Yesterday was the Total eclipse of the Moon and  we where very exited to experience this amazing occurrence.
But as we stood there the only thing we where starring at was the clouds...
By surprise at 00:36 just before the partial eclipse ended, we saw the most amazing Full Moon with a piece of it missing.

That is where every body shouted and clapped. Me I was preparing the cameras and the telescopes so that every one present at our Eclipse of the Moon party could see it through the telescopes.
Photos and observation lasted for 30 minutes and at the end, despite the clouds at the beginning, the people where very happy.
So all in all it was a great experience and I want to thank all the participants and say: "See you at the next Lunar eclipse!"
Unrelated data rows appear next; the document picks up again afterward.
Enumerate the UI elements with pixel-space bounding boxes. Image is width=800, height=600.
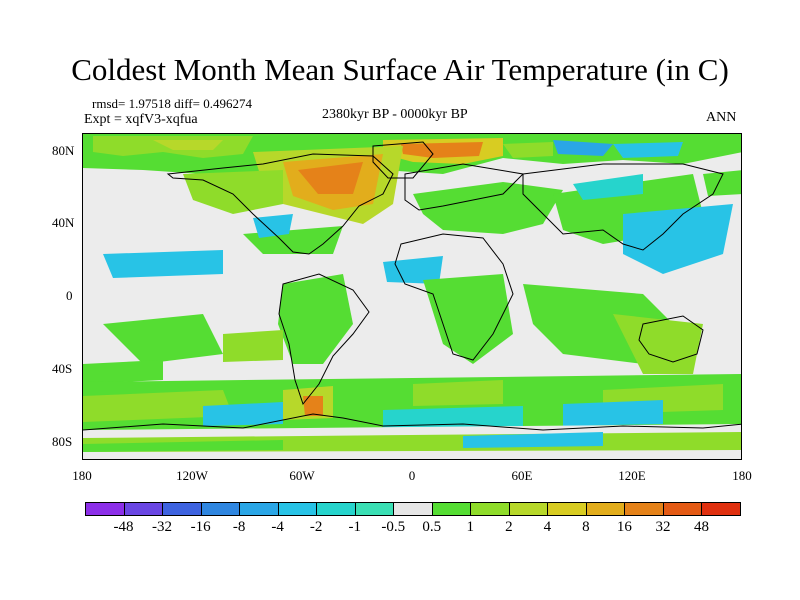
lon-tick-label: 180	[72, 468, 92, 483]
colorbar-swatch	[585, 502, 626, 516]
colorbar-swatch	[316, 502, 356, 516]
colorbar-swatch	[508, 502, 549, 516]
colorbar-label: -48	[113, 519, 134, 535]
colorbar-label: 1	[466, 519, 475, 535]
colorbar-swatch	[162, 502, 202, 516]
lat-tick-label: 40N	[52, 215, 75, 230]
colorbar-swatch	[85, 502, 125, 516]
colorbar-swatch	[393, 502, 433, 516]
colorbar-swatch	[354, 502, 395, 516]
lon-tick-label: 120W	[176, 468, 208, 483]
colorbar-label: -2	[309, 519, 323, 535]
lon-tick-label: 180	[732, 468, 752, 483]
lat-tick-label: 80S	[52, 434, 73, 449]
colorbar-label: -4	[271, 519, 284, 535]
colorbar-swatch	[200, 502, 241, 516]
colorbar-swatch	[624, 502, 664, 516]
colorbar-label: -32	[152, 519, 173, 535]
lat-tick-label: 0	[66, 288, 73, 303]
colorbar-swatch	[123, 502, 164, 516]
colorbar-label: 8	[582, 519, 590, 535]
colorbar-swatch	[277, 502, 318, 516]
colorbar-label: -16	[190, 519, 211, 535]
colorbar-label: -8	[232, 519, 246, 535]
lon-tick-label: 120E	[618, 468, 646, 483]
colorbar-label: 32	[655, 519, 671, 535]
lat-tick-label: 80N	[52, 143, 75, 158]
temperature-field	[83, 134, 741, 459]
map-title: Coldest Month Mean Surface Air Temperatu…	[71, 52, 729, 87]
anomaly-shading	[83, 134, 741, 459]
colorbar-swatch	[547, 502, 587, 516]
period-label: 2380kyr BP - 0000kyr BP	[322, 107, 468, 122]
lat-tick-label: 40S	[52, 361, 73, 376]
lon-tick-label: 60W	[289, 468, 315, 483]
colorbar-label: 16	[616, 519, 632, 535]
map-plot	[82, 133, 742, 460]
colorbar-swatch	[701, 502, 741, 516]
colorbar-label: 2	[505, 519, 513, 535]
colorbar-label: 0.5	[422, 519, 442, 535]
lon-tick-label: 0	[408, 468, 416, 483]
colorbar-label: 48	[693, 519, 709, 535]
colorbar-swatch	[239, 502, 279, 516]
colorbar-label: -1	[348, 519, 361, 535]
coastlines	[83, 141, 741, 431]
colorbar-swatch	[662, 502, 703, 516]
colorbar-label: -0.5	[381, 519, 406, 535]
lon-tick-label: 60E	[511, 468, 533, 483]
experiment-label: Expt = xqfV3-xqfua	[84, 112, 198, 127]
stats-text: rmsd= 1.97518 diff= 0.496274	[92, 96, 252, 111]
colorbar-swatch	[470, 502, 510, 516]
season-label: ANN	[706, 110, 737, 125]
colorbar-swatch	[431, 502, 472, 516]
colorbar-label: 4	[543, 519, 552, 535]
And here is the MOON CAKE that we made in honnor of the Total eclipse of the Moon 15-16.06.2011.


Tapani Isomäki
Kustavi, Finland

15 June 2011

Total Eclipse of the Moon 15/16.06.2011 (Part 2)

Hi you astronomy lovers!
On the photo above you can see how the Eclipse will unfold itself in the landscape of Kustavi. (click on the photo to enlarge)
I went to the place where we are going to see the Eclipse tomorrow and simulated how it would look like.
At the same time it was a good practice to see where to put my camera and telescope for the best possible pictures.

So if you are near Kustavi come and join us for the Total Eclipse of the Moon of june 15-16 2011.  (just phone me at 045 121 0560)
 We expect to have a BBQ and even a cake in a form of the Moon with a orange-brownish color to fit the occasion :)

ps: If you cannot attend our Lunar Eclipse party, you can always go at this site ---> Astronomy live and look at it on the internet via other peoples telescopes.

Enjoy and clear skies!!!

Tapani Isomäki
Kustavi, Finland

10 June 2011

Total eclipse of the Moon on the 15/16.06.2011

Hello Stargazers!
This month we have the opportunity to watch the total eclipse of the Moon.
It is the first of two total lunar eclipses in 2011, the second occurring on December 10.

It is a relatively rare central eclipse where the moon passes in front of the center of the Earth’s shadow.
The last lunar eclipse closer to the center of the earth’s shadow was on July 16, 2000.
The next central total lunar eclipse will be on July 27, 2018.

The phenomenon starts at 20.23 Finnish time and goes until 2.02 am, but the total eclipse occures at 23.13.
The Moon is in the southern sky and is very low in the south of Finland. Not more then 6 degrees in the sky.
So if you want to see it, you have to go up and be sure there is no trees or building blocking the horizon.